The drawings, paintings, collages and sculptures on display all have a hint Matisse, but the most direct adaptation in the show is based on the artist’s “Woman in Blue.” Andy Warhol created “Woman in Blue (After Matisse).”
“He has obviously a very different handling of his medium — handling of paint — that looks so different from Matisse,” said Stavitsky. “You can see this very flat, mechanical look that goes hand-in-hand with, of course, the way Warhol made paintings.”
And a study for a self-reflective mural Lichtenstein created late in life features what appears to be a depiction of Matisse’s sculpture “Aurore.”
“It is really emblematic of how Liechtenstein regarded Matisse as one of his favorite artists,” Stavitsky said.

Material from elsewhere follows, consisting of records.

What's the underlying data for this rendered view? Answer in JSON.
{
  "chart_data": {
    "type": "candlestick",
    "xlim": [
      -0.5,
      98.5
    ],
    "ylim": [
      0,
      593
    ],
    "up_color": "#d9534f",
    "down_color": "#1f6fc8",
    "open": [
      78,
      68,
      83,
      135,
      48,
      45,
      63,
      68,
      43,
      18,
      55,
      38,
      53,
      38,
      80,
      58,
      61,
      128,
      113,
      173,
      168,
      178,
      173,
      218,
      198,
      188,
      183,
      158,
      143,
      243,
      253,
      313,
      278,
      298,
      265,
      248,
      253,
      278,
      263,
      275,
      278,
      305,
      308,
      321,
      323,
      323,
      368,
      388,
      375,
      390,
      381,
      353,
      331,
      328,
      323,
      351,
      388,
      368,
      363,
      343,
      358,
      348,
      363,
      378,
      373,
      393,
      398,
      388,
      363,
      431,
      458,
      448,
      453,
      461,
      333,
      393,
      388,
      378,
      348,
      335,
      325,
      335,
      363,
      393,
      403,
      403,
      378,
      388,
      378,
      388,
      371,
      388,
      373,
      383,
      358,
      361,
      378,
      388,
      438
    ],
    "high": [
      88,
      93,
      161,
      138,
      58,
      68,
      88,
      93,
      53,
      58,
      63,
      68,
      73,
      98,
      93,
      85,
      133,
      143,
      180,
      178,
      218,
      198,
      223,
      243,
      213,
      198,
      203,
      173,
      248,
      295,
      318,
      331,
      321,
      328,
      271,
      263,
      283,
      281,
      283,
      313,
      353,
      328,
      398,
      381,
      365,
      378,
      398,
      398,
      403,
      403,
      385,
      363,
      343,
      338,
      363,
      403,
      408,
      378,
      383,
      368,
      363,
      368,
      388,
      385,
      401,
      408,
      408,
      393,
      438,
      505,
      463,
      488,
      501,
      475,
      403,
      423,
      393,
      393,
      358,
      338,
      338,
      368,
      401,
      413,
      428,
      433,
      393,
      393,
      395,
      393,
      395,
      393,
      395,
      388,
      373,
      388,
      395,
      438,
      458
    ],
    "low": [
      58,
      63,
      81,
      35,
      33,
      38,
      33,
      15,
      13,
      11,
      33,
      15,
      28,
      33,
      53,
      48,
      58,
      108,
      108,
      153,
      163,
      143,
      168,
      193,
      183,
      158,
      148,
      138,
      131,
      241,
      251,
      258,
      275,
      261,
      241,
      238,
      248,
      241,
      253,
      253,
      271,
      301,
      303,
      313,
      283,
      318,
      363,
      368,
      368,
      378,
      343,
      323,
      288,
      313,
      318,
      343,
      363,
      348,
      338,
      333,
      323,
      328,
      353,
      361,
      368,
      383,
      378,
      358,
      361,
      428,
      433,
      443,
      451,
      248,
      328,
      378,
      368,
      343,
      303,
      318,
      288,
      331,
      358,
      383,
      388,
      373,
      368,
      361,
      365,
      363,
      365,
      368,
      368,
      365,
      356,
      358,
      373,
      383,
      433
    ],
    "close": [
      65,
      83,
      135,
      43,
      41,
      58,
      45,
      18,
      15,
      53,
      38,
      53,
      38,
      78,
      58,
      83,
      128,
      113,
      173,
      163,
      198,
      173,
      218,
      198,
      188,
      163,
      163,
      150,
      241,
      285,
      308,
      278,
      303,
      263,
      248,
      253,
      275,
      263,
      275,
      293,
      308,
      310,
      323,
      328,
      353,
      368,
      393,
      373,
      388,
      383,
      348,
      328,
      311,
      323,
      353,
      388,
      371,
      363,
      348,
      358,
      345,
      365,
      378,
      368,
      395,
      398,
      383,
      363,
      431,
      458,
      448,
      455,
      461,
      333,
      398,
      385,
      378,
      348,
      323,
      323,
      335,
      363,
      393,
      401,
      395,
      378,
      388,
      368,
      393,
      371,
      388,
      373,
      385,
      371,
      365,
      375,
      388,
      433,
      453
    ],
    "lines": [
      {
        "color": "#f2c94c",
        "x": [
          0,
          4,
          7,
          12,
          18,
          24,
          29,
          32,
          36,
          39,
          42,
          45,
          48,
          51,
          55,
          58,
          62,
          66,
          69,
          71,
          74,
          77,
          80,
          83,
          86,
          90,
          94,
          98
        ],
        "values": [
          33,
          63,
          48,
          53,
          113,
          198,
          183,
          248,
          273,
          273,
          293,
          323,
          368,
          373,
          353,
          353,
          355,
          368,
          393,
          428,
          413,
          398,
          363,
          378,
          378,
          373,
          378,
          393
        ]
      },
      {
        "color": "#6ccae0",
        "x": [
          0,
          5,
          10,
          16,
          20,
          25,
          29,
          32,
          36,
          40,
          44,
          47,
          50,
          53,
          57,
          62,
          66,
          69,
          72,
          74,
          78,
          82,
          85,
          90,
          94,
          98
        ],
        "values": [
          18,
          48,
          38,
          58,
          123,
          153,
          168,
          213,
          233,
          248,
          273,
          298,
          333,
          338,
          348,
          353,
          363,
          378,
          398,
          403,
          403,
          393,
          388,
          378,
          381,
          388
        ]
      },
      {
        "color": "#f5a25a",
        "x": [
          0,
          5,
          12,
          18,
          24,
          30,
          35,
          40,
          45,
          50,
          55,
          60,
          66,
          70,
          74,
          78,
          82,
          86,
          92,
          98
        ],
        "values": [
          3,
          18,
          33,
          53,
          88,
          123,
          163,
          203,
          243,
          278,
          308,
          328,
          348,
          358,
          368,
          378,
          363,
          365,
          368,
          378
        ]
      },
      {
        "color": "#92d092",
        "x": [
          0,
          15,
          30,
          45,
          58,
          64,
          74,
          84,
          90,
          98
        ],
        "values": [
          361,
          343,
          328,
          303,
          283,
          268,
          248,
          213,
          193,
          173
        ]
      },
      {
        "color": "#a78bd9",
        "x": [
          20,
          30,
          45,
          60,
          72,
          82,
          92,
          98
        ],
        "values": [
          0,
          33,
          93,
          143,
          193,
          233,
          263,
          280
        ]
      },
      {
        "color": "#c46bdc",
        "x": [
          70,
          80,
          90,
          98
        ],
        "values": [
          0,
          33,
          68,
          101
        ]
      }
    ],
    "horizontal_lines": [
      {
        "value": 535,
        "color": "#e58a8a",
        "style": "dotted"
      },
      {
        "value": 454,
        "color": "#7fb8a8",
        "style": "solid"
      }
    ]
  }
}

Then there’s the story behind Mark Rothko’s later works. He had become infatuated with Matisse’s “The Red Studio.”
“You can see his use of that color in this painting from 1955,” said Stavitsky. “Rothko spent a lot of time at Museum of Modern Art looking at ‘The Red Studio’ and he gazed at the red and he said, ‘You became that color. You became saturated with it as if it were music.'”
Should you want to follow in Rothko’s footsteps, there’s an opportunity to create your own Matisse-inspired work in a room based on “The Red Studio” — and you’d certainly be in good company.
In addition to the likes of Warhol, there are works on display by artists who collected Matisse, artists who studied under him. There are even works by his great-granddaughter Sophie Matisse. Stavitsky says that’s because Henri Matisse’s work has universal appeal — that there’s always something intriguing to be found in it.